Zero Manifest Edits: How We Upgraded 19 Bots to a New Voice Engine in One Commit
Migrating a shared dependency across a fleet of services sounds simple until you are four hours in, fixing the fifth service with a slightly different config. When Devon shipped the new tts_synthesize tool last week, it landed cleanly across all 19 HelaSyn bots with one rolling restart and zero per-bot config changes.
The reason is a design decision that was made before the first line of code.
What We Replaced
HelaSyn's bots had been using Piper as their TTS engine — a capable local speech synthesis tool with broad language support. Piper remains installed (the media-factory API still uses it for voice production), but it is no longer the default for bot speech output.
The new default is Kokoro — specifically the bm_george voice profile at 24 kHz mono PCM. Chatterbox by Resemble AI is available as an alternative engine for bots that need a different voice profile.
Both engines run entirely on-device with no external API calls.
The Auto-Discovery Design
The core reason the rollout was clean: tts_synthesize was registered under the local:* safe-class in HelaSyn's tool discovery system.
Bots auto-discover tools in the local:* class at startup — no manifest entries required. Any tool that registers under this class is immediately available to the full fleet. The previous Piper integration required each bot's manifest to explicitly declare the speech tool. The new design removed that requirement entirely.
When Devon pushed the commit and triggered a rolling restart, all 19 bots picked up tts_synthesize automatically. No YAML edits. No per-bot restarts scheduled separately. No "did we get them all?" audit sweep afterward.
Security Constraints, Before Features
The implementation runs Kokoro and Chatterbox as deterministic subprocess calls — not shell commands. Several constraints were specified before the subprocess invocation was written:
shell=False— no shell interpolation of any argument- Output path validation via
realpathagainst a prefix allowlist — no writes outside the designated audio directory - Input capped at 8,000 characters — prevents runaway synthesis on large inputs
- Engine whitelist — only explicitly named engines can be invoked, no arbitrary binary execution
- 120-second hard timeout — synthesis jobs that stall are terminated
- No LLM intermediary — the tool takes text directly and returns audio, no prompt layer in between
Quinn reviewed the tool code and returned a formal gate result of PROCEED with LOW risk.
The Rollout
Devon ran a rolling restart across 16 bots. Two (Max and Ava) were deferred per prior dispatch instructions. One (Brody) was held for a separate sign-off before inclusion.
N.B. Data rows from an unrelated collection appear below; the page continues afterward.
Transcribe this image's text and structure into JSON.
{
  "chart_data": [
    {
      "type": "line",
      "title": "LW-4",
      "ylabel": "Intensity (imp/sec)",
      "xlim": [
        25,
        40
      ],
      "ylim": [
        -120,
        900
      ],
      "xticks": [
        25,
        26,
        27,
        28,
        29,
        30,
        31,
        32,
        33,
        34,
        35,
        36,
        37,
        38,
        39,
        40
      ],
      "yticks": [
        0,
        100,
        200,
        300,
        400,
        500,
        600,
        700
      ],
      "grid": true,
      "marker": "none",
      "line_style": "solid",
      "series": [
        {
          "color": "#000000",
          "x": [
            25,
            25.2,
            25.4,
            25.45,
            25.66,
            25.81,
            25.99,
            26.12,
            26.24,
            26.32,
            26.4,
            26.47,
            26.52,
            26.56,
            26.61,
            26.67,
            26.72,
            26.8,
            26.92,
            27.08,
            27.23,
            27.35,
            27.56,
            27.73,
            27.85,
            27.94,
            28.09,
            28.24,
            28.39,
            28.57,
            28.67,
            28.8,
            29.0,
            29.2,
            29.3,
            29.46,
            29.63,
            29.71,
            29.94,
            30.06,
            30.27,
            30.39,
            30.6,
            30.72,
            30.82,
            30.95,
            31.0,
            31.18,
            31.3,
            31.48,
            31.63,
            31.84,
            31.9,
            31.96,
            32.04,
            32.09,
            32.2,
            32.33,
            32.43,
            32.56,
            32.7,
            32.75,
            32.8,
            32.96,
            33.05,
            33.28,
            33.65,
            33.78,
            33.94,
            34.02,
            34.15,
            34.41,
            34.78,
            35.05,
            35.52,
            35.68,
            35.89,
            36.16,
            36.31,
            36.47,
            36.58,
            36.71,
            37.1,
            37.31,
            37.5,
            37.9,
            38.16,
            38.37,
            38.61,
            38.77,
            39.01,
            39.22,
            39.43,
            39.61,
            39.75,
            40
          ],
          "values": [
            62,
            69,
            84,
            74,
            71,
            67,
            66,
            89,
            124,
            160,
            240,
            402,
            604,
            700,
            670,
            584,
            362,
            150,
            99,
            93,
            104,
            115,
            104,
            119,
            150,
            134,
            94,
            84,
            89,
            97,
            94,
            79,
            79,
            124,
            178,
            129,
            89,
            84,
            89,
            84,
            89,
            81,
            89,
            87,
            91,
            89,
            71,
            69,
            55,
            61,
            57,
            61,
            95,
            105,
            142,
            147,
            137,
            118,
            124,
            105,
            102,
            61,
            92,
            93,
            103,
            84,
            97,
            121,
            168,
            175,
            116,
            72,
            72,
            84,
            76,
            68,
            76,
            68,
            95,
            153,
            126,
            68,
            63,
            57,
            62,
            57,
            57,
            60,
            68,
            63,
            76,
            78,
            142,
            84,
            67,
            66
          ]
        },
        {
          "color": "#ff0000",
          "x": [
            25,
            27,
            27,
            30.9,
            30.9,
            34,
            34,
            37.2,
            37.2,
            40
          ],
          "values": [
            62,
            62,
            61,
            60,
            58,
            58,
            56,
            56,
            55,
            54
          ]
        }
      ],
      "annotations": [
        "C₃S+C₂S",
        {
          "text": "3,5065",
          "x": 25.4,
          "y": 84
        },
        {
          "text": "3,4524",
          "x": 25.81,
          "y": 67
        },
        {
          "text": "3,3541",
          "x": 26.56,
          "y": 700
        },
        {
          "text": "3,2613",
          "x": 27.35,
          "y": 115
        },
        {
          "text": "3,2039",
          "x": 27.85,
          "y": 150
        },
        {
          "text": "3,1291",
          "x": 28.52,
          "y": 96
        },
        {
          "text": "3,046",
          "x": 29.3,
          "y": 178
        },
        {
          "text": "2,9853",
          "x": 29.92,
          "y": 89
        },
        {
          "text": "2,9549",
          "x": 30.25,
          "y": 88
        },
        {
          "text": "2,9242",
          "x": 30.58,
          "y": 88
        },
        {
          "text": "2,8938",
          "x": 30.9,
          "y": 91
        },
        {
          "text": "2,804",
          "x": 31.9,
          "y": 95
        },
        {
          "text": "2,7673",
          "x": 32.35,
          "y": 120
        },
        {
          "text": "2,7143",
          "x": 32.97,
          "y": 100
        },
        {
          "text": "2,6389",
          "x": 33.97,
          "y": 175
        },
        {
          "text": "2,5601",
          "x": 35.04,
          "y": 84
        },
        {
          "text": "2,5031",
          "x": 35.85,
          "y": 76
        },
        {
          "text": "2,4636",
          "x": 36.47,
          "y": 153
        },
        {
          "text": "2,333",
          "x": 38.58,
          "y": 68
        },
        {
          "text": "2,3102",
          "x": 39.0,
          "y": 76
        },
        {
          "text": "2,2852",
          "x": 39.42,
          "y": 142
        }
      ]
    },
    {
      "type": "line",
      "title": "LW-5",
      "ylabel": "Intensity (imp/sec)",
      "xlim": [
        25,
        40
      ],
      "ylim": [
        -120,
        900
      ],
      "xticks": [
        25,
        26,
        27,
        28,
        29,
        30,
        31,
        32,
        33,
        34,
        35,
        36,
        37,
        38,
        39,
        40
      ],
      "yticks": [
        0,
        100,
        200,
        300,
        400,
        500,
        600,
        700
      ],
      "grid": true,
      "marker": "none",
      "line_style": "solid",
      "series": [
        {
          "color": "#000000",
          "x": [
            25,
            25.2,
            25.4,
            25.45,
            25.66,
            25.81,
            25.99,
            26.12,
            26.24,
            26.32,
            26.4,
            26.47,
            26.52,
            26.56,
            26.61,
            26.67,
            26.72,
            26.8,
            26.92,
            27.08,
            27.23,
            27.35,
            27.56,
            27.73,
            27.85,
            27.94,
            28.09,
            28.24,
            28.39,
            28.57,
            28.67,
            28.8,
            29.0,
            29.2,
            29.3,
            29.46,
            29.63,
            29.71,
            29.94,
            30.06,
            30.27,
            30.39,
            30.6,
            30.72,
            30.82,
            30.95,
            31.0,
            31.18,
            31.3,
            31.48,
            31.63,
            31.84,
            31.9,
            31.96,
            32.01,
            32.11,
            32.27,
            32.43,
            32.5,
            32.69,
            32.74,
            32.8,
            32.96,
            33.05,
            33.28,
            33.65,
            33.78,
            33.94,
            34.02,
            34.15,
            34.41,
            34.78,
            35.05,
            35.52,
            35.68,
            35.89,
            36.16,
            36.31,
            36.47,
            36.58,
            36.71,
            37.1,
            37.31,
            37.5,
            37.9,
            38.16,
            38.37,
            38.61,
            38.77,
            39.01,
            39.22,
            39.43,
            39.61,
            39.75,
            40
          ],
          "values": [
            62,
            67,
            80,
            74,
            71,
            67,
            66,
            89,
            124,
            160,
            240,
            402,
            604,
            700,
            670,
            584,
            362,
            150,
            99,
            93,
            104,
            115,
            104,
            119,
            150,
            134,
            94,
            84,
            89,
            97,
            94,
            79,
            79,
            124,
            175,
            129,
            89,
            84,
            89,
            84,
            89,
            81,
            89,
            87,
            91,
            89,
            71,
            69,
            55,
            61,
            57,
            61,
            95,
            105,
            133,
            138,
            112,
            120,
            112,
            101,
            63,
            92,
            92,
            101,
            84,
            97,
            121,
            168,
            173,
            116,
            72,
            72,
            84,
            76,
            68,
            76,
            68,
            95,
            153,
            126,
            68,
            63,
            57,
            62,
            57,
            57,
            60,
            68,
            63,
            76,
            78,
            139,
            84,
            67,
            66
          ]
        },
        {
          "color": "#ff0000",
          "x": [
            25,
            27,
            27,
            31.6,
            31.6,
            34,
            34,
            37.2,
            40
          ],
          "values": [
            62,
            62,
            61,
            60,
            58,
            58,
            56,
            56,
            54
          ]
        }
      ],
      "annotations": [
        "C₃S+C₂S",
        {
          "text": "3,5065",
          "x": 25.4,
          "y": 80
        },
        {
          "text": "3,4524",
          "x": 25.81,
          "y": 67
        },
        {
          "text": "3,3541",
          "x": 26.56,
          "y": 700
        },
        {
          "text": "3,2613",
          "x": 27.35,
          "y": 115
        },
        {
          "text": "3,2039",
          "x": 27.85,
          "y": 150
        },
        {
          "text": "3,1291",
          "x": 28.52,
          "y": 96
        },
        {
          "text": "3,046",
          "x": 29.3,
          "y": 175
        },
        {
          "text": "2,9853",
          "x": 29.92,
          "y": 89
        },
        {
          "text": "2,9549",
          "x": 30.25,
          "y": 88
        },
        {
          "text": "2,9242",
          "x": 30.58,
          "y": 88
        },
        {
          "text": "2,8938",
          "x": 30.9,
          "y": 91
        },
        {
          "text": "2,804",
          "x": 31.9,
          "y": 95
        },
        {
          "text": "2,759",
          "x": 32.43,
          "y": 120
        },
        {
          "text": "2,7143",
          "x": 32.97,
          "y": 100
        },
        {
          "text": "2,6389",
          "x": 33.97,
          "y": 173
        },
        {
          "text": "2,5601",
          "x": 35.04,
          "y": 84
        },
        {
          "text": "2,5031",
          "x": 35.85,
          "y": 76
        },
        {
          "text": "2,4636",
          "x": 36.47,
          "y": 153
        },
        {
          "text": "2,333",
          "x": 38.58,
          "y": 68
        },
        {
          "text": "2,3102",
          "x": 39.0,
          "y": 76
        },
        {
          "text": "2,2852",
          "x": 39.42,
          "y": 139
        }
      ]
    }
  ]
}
Validation used a Daris smoke test. The result: a 4.47-second WAV file, 24 kHz mono PCM, 214,844 bytes. Expected format, expected size.
What Piper Still Does
Piper was not removed — it was scoped down. The binary and voice files remain installed and active for the media-factory's /api/produce/voice endpoint, which produces audio assets for distribution. tts_synthesize handles conversational bot speech output. Two use cases, two tools, clean separation with no overlap.
What This Pattern Shows
The local:* auto-discovery class exists for exactly this scenario: a capability that every bot should have without any bot needing to explicitly opt in. When the class is used correctly, fleet-wide changes become single-commit events.
The rollout also demonstrates how HelaSyn tool security works in practice. The constraints listed above were part of the specification — not a review checklist applied after the fact. Quinn's gate confirmed the implementation matched the spec. That ordering matters: review confirms, it does not define.
A new voice engine for 19 bots, zero config edits, one commit. That is the headline. The design is why the headline is true.